The bracing was designed to stabilise the superstructure, not restrain a hillside of water bearing silty clay. As there was only one bay of bracing, a single element failure would have destabilised the entire structure, the report found.

The corridor screed issue was therefore an “early warning” of what could have been a much worse situation in which the cross bracing would snap, and the steel frame then collapse, according to the report.

During the investigation, a history of slab settlement behind the wall was also revealed – another early warning, but one that had been missed.

The issue was remedied by improving the drainage behind the wall, building a waling truss in the services corridor that spanned to new anchorage points, and creating a movement zone between the wall and the structure.

The problem was the assumption that the frictional fill behind the retaining wall was fully drained, the reporter noted.

By highlighting this case, the reporter seeks to alert designers and building owners about the potential consequences of lateral geotechnical loads coming to bear on superstructures on stepped sites.

“On a level site, the soil pressures will at least balance. On a sloping site, the loads are eccentric and will push the building. Movement will be resisted by the bracing, which will most likely prove inadequate and snap or deform, thereby destabilising the entire superstructure,” the report said.

It added: “Where there is a retaining wall under a structure, the designer should confirm that their superstructure is either structurally isolated from or is capable to withstand such geotechnical loads as may develop.”

The reporter concluded that the retaining wall is a “critical element” that needs to be designed to resist the full hydrostatic head and with conservative parameters, and given sufficient space to deform as loads are taken up, and with a movement joint.

Cross expert panel comments

Commenting on the report, a Cross UK panel of experts said that it reinforced the need to ensure that retaining wall structures “do not transfer loads to elements that are not intended or designed to resist them”.

The experts noted that less robust designs that rely on dewatering to prevent the build-up of water pressure must be “carefully detailed to ensure effective drainage, adequate discharge capacity, and long-term maintainability”.

They added: “Some of the issues described by the reporter arise from a fundamental misunderstanding of soil mechanics.

“The pressures acting on the rear face of a retaining wall depend on the wall’s ability to deflect and mobilise active earth pressure. If movement is restricted, the wall instead experiences at-rest earth pressure, which is significantly higher than the active pressure.”

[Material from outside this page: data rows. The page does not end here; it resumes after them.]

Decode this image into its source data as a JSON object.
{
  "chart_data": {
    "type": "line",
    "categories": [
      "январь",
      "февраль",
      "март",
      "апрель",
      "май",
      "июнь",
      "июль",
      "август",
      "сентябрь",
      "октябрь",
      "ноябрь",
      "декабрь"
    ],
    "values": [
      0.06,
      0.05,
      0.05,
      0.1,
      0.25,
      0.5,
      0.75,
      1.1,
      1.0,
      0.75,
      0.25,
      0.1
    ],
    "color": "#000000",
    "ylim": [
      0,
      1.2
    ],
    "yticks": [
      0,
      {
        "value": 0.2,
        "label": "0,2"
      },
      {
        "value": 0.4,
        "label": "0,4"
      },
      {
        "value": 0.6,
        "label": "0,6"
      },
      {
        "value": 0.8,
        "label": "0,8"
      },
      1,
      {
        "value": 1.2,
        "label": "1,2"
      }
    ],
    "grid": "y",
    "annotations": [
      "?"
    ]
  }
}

They further observed that a reinforced concrete cantilever retaining wall might typically be expected to deflect by approximately height/250.

“In the case described by the reporter, no provision was made to accommodate this movement,” the panel said.

They concluded: “Designers must move beyond the notion that design is simply about calculating stresses and selecting structural members. All structures experience complex movements, and their form and detailing must account for these effects. A deep understanding of the causes and extent of movement, across all materials and structural systems, is essential to good design.

“The retaining wall discussed by the reporter seems to have been treated as a relatively minor part of the overall scheme. It is not clear whether the design team fully appreciated the challenges related to its design and long-term performance, or the potential impact if it were to fail. It is also uncertain whether the team had the right expertise in place to define what would count as a failure and how the related risks should be addressed.”